Better earnings estimates?

Any chance to get some form of ‘analyst accuracy weighted earnings estimates’? Either give us access to the ‘raw analyst level data’ and let us build models for them somehow…or maybe a partnership with someone like these ‘crowdsource’ estimates sites like estimize (their community covers 900 or so stocks at least, and has API feeds and claims 69% more accurate):
http://estimize.com/estimates

Looks like this one might even be free. Maybe some tools on this side could be worked out for current higher level members / developers?

What you describe could be done in three ways

We build it from scratch but we would need detailed estimate data and we only license consensus. It’s a big expensive project.

Any data added to P123 needs to be historical point-in-time. I doubt estimize has that. Also, external data has additional hurdles, like linking it to the right company which is very hard in the past.

I believe Reuters has this type of data when they bough a company (forgot the name), but they would ask for a lot of money (to also make up for P123 switching to S&P!)

Thanks

Marco,

I would be interested in this but also anything that broadened or improved our estimate data.

I ran a screen of Zacks earnings estimates revisions today (free screener: not Zacks Rank) and ran the same one on P123. There were 12 stocks that passed both screens. This was out of 44 in the Zacks screen and 50 in the P123 screen. I believe this is just due to different analysts being followed.

I think there are a number of ways the additional information could improve ports. One could look for more consensus and probably improve the return for each stock or could increase the number of stocks in the port without affecting returns: more analyzed stocks.

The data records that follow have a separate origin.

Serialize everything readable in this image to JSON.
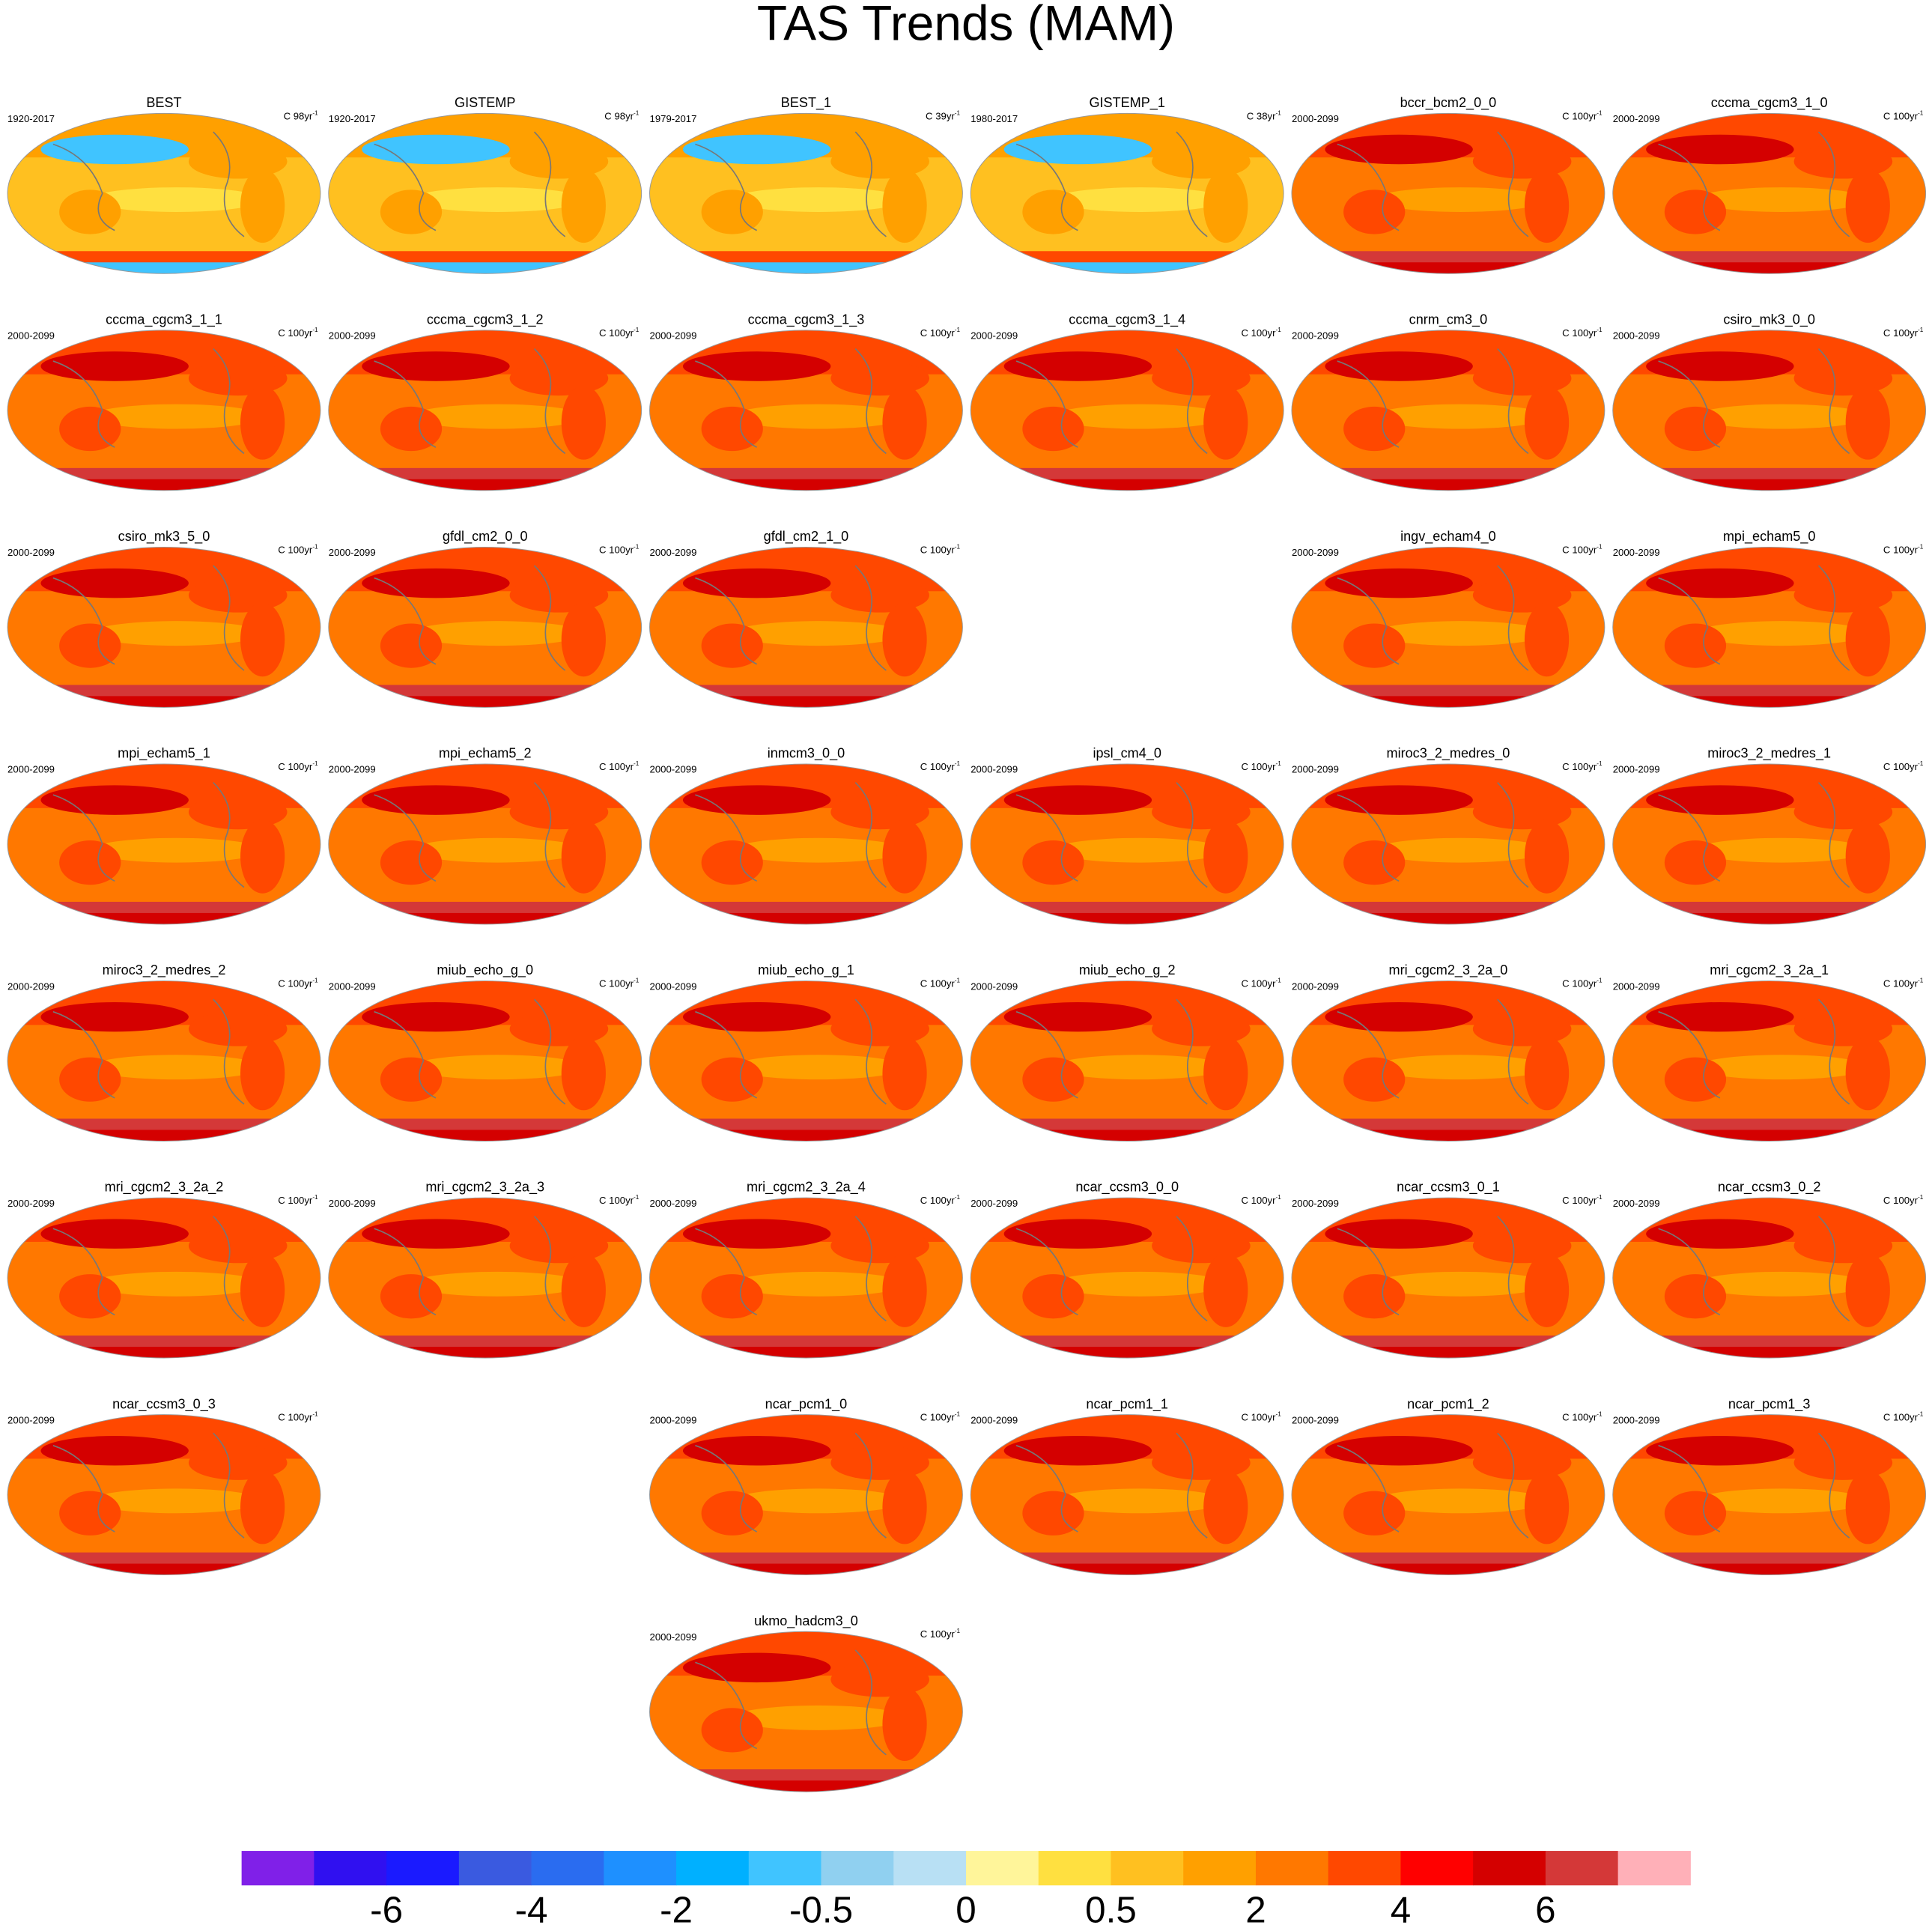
{
  "title": "TAS Trends (MAM)",
  "panels": {
    "rows": [
      [
        {
          "title": "BEST",
          "period": "1920-2017",
          "unit": "C 98yr",
          "unit_exp": "-1"
        },
        {
          "title": "GISTEMP",
          "period": "1920-2017",
          "unit": "C 98yr",
          "unit_exp": "-1"
        },
        {
          "title": "BEST_1",
          "period": "1979-2017",
          "unit": "C 39yr",
          "unit_exp": "-1"
        },
        {
          "title": "GISTEMP_1",
          "period": "1980-2017",
          "unit": "C 38yr",
          "unit_exp": "-1"
        },
        {
          "title": "bccr_bcm2_0_0",
          "period": "2000-2099",
          "unit": "C 100yr",
          "unit_exp": "-1"
        },
        {
          "title": "cccma_cgcm3_1_0",
          "period": "2000-2099",
          "unit": "C 100yr",
          "unit_exp": "-1"
        }
      ],
      [
        {
          "title": "cccma_cgcm3_1_1",
          "period": "2000-2099",
          "unit": "C 100yr",
          "unit_exp": "-1"
        },
        {
          "title": "cccma_cgcm3_1_2",
          "period": "2000-2099",
          "unit": "C 100yr",
          "unit_exp": "-1"
        },
        {
          "title": "cccma_cgcm3_1_3",
          "period": "2000-2099",
          "unit": "C 100yr",
          "unit_exp": "-1"
        },
        {
          "title": "cccma_cgcm3_1_4",
          "period": "2000-2099",
          "unit": "C 100yr",
          "unit_exp": "-1"
        },
        {
          "title": "cnrm_cm3_0",
          "period": "2000-2099",
          "unit": "C 100yr",
          "unit_exp": "-1"
        },
        {
          "title": "csiro_mk3_0_0",
          "period": "2000-2099",
          "unit": "C 100yr",
          "unit_exp": "-1"
        }
      ],
      [
        {
          "title": "csiro_mk3_5_0",
          "period": "2000-2099",
          "unit": "C 100yr",
          "unit_exp": "-1"
        },
        {
          "title": "gfdl_cm2_0_0",
          "period": "2000-2099",
          "unit": "C 100yr",
          "unit_exp": "-1"
        },
        {
          "title": "gfdl_cm2_1_0",
          "period": "2000-2099",
          "unit": "C 100yr",
          "unit_exp": "-1"
        },
        null,
        {
          "title": "ingv_echam4_0",
          "period": "2000-2099",
          "unit": "C 100yr",
          "unit_exp": "-1"
        },
        {
          "title": "mpi_echam5_0",
          "period": "2000-2099",
          "unit": "C 100yr",
          "unit_exp": "-1"
        }
      ],
      [
        {
          "title": "mpi_echam5_1",
          "period": "2000-2099",
          "unit": "C 100yr",
          "unit_exp": "-1"
        },
        {
          "title": "mpi_echam5_2",
          "period": "2000-2099",
          "unit": "C 100yr",
          "unit_exp": "-1"
        },
        {
          "title": "inmcm3_0_0",
          "period": "2000-2099",
          "unit": "C 100yr",
          "unit_exp": "-1"
        },
        {
          "title": "ipsl_cm4_0",
          "period": "2000-2099",
          "unit": "C 100yr",
          "unit_exp": "-1"
        },
        {
          "title": "miroc3_2_medres_0",
          "period": "2000-2099",
          "unit": "C 100yr",
          "unit_exp": "-1"
        },
        {
          "title": "miroc3_2_medres_1",
          "period": "2000-2099",
          "unit": "C 100yr",
          "unit_exp": "-1"
        }
      ],
      [
        {
          "title": "miroc3_2_medres_2",
          "period": "2000-2099",
          "unit": "C 100yr",
          "unit_exp": "-1"
        },
        {
          "title": "miub_echo_g_0",
          "period": "2000-2099",
          "unit": "C 100yr",
          "unit_exp": "-1"
        },
        {
          "title": "miub_echo_g_1",
          "period": "2000-2099",
          "unit": "C 100yr",
          "unit_exp": "-1"
        },
        {
          "title": "miub_echo_g_2",
          "period": "2000-2099",
          "unit": "C 100yr",
          "unit_exp": "-1"
        },
        {
          "title": "mri_cgcm2_3_2a_0",
          "period": "2000-2099",
          "unit": "C 100yr",
          "unit_exp": "-1"
        },
        {
          "title": "mri_cgcm2_3_2a_1",
          "period": "2000-2099",
          "unit": "C 100yr",
          "unit_exp": "-1"
        }
      ],
      [
        {
          "title": "mri_cgcm2_3_2a_2",
          "period": "2000-2099",
          "unit": "C 100yr",
          "unit_exp": "-1"
        },
        {
          "title": "mri_cgcm2_3_2a_3",
          "period": "2000-2099",
          "unit": "C 100yr",
          "unit_exp": "-1"
        },
        {
          "title": "mri_cgcm2_3_2a_4",
          "period": "2000-2099",
          "unit": "C 100yr",
          "unit_exp": "-1"
        },
        {
          "title": "ncar_ccsm3_0_0",
          "period": "2000-2099",
          "unit": "C 100yr",
          "unit_exp": "-1"
        },
        {
          "title": "ncar_ccsm3_0_1",
          "period": "2000-2099",
          "unit": "C 100yr",
          "unit_exp": "-1"
        },
        {
          "title": "ncar_ccsm3_0_2",
          "period": "2000-2099",
          "unit": "C 100yr",
          "unit_exp": "-1"
        }
      ],
      [
        {
          "title": "ncar_ccsm3_0_3",
          "period": "2000-2099",
          "unit": "C 100yr",
          "unit_exp": "-1"
        },
        null,
        {
          "title": "ncar_pcm1_0",
          "period": "2000-2099",
          "unit": "C 100yr",
          "unit_exp": "-1"
        },
        {
          "title": "ncar_pcm1_1",
          "period": "2000-2099",
          "unit": "C 100yr",
          "unit_exp": "-1"
        },
        {
          "title": "ncar_pcm1_2",
          "period": "2000-2099",
          "unit": "C 100yr",
          "unit_exp": "-1"
        },
        {
          "title": "ncar_pcm1_3",
          "period": "2000-2099",
          "unit": "C 100yr",
          "unit_exp": "-1"
        }
      ],
      [
        null,
        null,
        {
          "title": "ukmo_hadcm3_0",
          "period": "2000-2099",
          "unit": "C 100yr",
          "unit_exp": "-1"
        }
      ]
    ]
  },
  "colorbar": {
    "colors": [
      "#8020e8",
      "#3010f0",
      "#1a1aff",
      "#3a5ae0",
      "#2a6cf0",
      "#1e90ff",
      "#00b0ff",
      "#40c4ff",
      "#90d0f0",
      "#b8e0f4",
      "#fff59a",
      "#ffe040",
      "#ffc020",
      "#ffa000",
      "#ff7800",
      "#ff4800",
      "#ff0000",
      "#d40000",
      "#d43838",
      "#ffb0b8"
    ],
    "labels": [
      -6,
      -4,
      -2,
      -0.5,
      0,
      0.5,
      2,
      4,
      6
    ]
  }
}
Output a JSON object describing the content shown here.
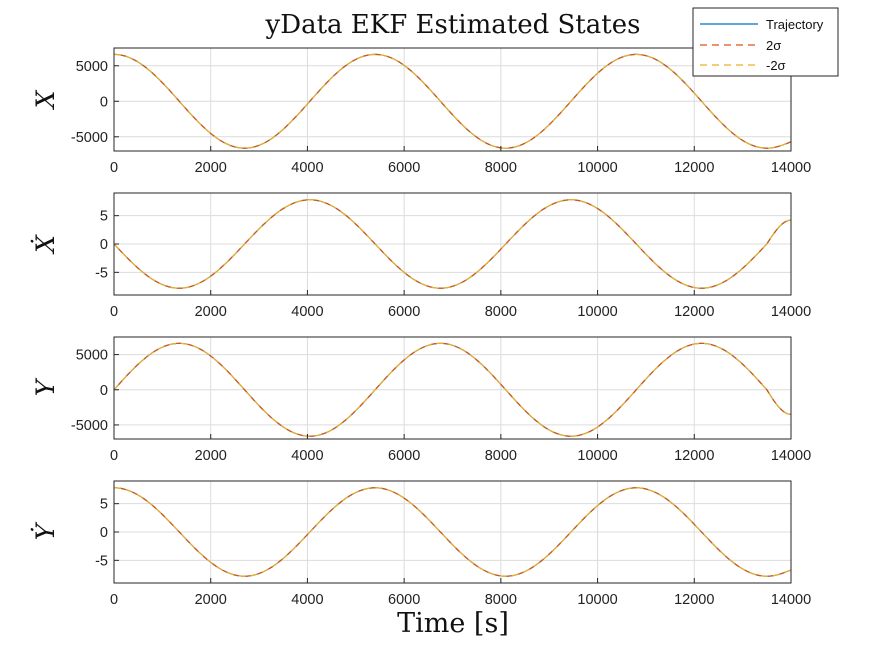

This may be too costly and it works well as is.

Edit: is it just different analysts or a delay in updating the consensus estimates for CompuStat or Zacks?

It’s a lot more. To some extent, it’s different analysts, but the bigger difference is in the methods of collection and analysis, particularly in deciding which estimates should be included in consensus. For example, how long can an estimate be outstanding before it’s considered stale and is removed from consensus? What’s the difference between an estimate that is truly stale or just unchanged? How do vendors go about tracking analyst movement among firms? How do vendors go about ascertaining that estimates are truly apples to apples, assuming they do so at all? Etc.